Peygamber Efendimizin Devlet Başkanlığı ve Liderliği
Peygamber Efendimizin Devlet Başkanlığı ve Liderliği
Allah’ın Hz. Peygamber için öngördüğü asli görev, kendisinden aldığı vahyi insanlara ulaştırmasıdır. Vahyin açıklanması ve uygulanması da bu görevin devamı mahiyetinde olduğundan, bu konularda Resulullah’ın otoritesinin tanınması da istenmiştir. Allah, birçok ayette resulüne (elçisine) inanmayı, ona itaat ve ittiba etmeyi emretmiş; isyan etmeyi ise yasaklamıştır.
Peygamberimize itaat etmek ile ilgili ayetler
“Allah’a ve resulüne iman edin.” (Nisa Suresi 4/171)
“Allah, kendisine ve resulüne itaat edenleri, ebediyen kalmak üzere altlarından ırmaklar akan cennetlere sokar. Bu ne büyük bir kazançtır. Allah’a ve resulüne isyan edenleri ve koyduğu sınırları geçenleri de ebediyen kalacakları ve acıklı bir azap görecekleri bir ateşe sokar.” (Nisa Suresi 4/13, 14)

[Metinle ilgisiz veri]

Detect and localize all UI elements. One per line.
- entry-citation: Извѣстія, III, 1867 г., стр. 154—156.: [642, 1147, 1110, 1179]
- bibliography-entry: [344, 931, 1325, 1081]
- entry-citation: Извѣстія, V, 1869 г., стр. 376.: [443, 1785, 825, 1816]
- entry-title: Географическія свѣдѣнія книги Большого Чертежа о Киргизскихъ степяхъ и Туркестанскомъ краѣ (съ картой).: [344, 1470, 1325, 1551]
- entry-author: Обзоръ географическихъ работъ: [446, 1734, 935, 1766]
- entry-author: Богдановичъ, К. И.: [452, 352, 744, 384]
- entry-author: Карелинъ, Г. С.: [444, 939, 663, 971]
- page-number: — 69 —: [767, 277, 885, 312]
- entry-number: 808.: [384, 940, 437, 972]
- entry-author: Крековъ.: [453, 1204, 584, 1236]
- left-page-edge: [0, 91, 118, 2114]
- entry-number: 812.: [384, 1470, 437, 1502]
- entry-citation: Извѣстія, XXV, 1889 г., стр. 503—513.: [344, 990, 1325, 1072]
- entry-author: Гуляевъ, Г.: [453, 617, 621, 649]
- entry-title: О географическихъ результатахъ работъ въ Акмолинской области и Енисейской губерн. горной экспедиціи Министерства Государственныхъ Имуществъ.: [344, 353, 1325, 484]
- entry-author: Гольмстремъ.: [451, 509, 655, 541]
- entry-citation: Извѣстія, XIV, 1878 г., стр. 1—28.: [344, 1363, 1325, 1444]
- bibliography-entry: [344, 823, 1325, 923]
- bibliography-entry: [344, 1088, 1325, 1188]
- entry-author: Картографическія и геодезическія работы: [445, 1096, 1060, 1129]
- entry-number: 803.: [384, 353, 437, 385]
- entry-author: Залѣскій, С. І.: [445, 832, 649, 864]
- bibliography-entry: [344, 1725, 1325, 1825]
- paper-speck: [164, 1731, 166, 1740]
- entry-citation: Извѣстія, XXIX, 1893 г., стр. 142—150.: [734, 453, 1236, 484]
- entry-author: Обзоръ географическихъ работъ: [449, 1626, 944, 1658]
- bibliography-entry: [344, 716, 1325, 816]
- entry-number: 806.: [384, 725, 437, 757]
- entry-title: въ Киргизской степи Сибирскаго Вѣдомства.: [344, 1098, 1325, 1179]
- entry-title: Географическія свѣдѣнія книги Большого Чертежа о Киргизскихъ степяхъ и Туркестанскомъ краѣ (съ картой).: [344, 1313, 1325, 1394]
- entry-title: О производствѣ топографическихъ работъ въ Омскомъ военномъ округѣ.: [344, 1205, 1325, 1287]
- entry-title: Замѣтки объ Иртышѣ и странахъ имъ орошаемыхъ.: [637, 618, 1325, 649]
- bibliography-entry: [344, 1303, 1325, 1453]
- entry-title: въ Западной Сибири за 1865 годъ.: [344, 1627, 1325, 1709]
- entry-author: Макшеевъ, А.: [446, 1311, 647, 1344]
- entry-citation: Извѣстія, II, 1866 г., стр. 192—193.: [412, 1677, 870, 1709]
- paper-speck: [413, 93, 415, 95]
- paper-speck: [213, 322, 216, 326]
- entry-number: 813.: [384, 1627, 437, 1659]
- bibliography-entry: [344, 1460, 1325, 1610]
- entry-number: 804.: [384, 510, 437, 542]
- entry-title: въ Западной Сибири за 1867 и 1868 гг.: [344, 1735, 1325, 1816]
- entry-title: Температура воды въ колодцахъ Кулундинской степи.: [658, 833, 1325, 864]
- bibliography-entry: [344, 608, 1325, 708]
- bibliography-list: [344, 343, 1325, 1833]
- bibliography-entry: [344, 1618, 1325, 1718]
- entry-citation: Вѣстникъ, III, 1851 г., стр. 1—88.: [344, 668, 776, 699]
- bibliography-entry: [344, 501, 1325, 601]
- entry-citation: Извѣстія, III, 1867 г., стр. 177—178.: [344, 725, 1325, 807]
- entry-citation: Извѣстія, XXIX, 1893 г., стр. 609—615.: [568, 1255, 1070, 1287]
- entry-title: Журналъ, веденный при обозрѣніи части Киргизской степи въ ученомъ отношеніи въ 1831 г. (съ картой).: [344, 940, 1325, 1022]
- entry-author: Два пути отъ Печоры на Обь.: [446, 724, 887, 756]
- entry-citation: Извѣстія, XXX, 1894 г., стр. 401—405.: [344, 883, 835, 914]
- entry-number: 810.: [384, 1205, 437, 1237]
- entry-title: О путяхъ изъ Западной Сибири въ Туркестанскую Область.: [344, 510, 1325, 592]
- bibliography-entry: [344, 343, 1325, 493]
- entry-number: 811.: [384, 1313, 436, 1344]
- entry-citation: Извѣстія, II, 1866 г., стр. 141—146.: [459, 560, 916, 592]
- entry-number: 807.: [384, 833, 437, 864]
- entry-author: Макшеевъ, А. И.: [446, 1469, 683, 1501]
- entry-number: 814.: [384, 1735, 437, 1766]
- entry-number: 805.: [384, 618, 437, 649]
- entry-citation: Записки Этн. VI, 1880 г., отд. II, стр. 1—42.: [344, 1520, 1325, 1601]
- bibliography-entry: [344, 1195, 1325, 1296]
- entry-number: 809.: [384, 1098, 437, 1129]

“Eğer O’na itaat ederseniz, hidayet bulursunuz. Resulün görevi yalnızcaaçık tebliğdir.” (Nur Suresi 24/54)
“Kim Allah’a ve resulüne isyan ederse, apaçık bir sapıklığa düşmüşolur.” (Ahzab Suresi 33/36)
“Allah’a itaat edin, resule itaat edin ve sakının.” (Maide Suresi 5/92)
“Sizin rabbiniz rahmandır. Bana ittiba edin ve emrime itaat edin.” (Taha Suresi 20/90)
“Ey iman edenler! Allah’a itaat edin; resule ve aranızdan çıkan emir sahiplerine itaat edin. Bir şeyde anlaşmazlığa düşerseniz, eğer Allah’a ve ahiretgününe inanan kimseler iseniz, onu Allah’a ve resule götürün.” (Nisa Suresi 4/59)
“Şayet onu resule ve içlerinden çıkmış emir sahiplerine götürselerdi.” (Nisa Suresi 4/83)
“Müminler, Allah’a ve peygamberine inanan kimselerdir ve toplumu ilgilendiren bir işte peygamber ile bulundukları zaman ondan izin almadıkça çekip gitmezler” (Nur Suresi 24/62)
Peygamber Efendimizin Siyasi Liderliği
Hz. Peygamber aslî görevi olan tebliğ ve bunun doğal uzantısı olan tebyin yani Allah’tan aldığı mesajı insanlara ulaştırma ve bu mesaja ilişkin gerekli açıklama ve uygulamaları yapma dışında, konjonktürel olarak Medine’de, içerisinde Müslümanlar yanında Yahudi ve Putperestlerin de bulunduğu bir topluluğun lideri olmuştur. Kur’ân-ı Kerîm’de Resûl-i Ekrem’e itaat etmeyi emreden âyetler, esas itibariyle Resûlullah’ın asıl göreviyle ilgili olmakla birlikte, bu itaat emri onun siyasal otoritesine tâbi olmayı da içerecek bir genellik taşır.
Medine dönemi dikkate alındığında, Hz. Peygamber’in, hem yasama hem de yönetme yetkisini kendisinde topladığı ve aynı anda hem hukukî hem de siyasal otorite olduğu görülür. Fakat Hz. Muhammed’in (s.a.v.) Medine toplumuna lider oluşunun dinin bir gereği olmaktan çok konjonktüre bağlı siyasal bir liderlik olduğu kanaati ağırlıklıdır. Gerek Resûlullah’ın gerekse onun ölümünden sonra Müslüman toplumların siyasetle ilgilenmesini doğal bir gelişme olarak değerlendirmek daha uygundur.
Hz. Peygamber’in Mekke’de iken herhangi bir siyasî talepte bulunduğu bilinmemektedir. Bu durum onun temel misyonuyla ilgili olduğu gibi, içinde bulunduğu sosyopolitik durumla da ilgilidir. Medine döneminde ise, dinin gereklerinin rahatça yerine getirilebilmesi için toplumsal bir bütünleşme ve örgütlenme kaçınılmaz olmuş, Resûl-i Ekrem de vahye ve ictihadına dayanarak bu yönde gerekli önlemleri almıştır. İslâm bilginlerinin Resûlullah’ın sünnetini değerlendirirken onun peygamber olarak yaptığı davranışlarla devlet başkanı ve siyasî-askerî lider vasfıyla yaptıkları arasında bir ayırım gözetmesi ve ikinci grup sünneti yorumlamada kendilerini daha rahat hissetmeleri de bu sebepledir.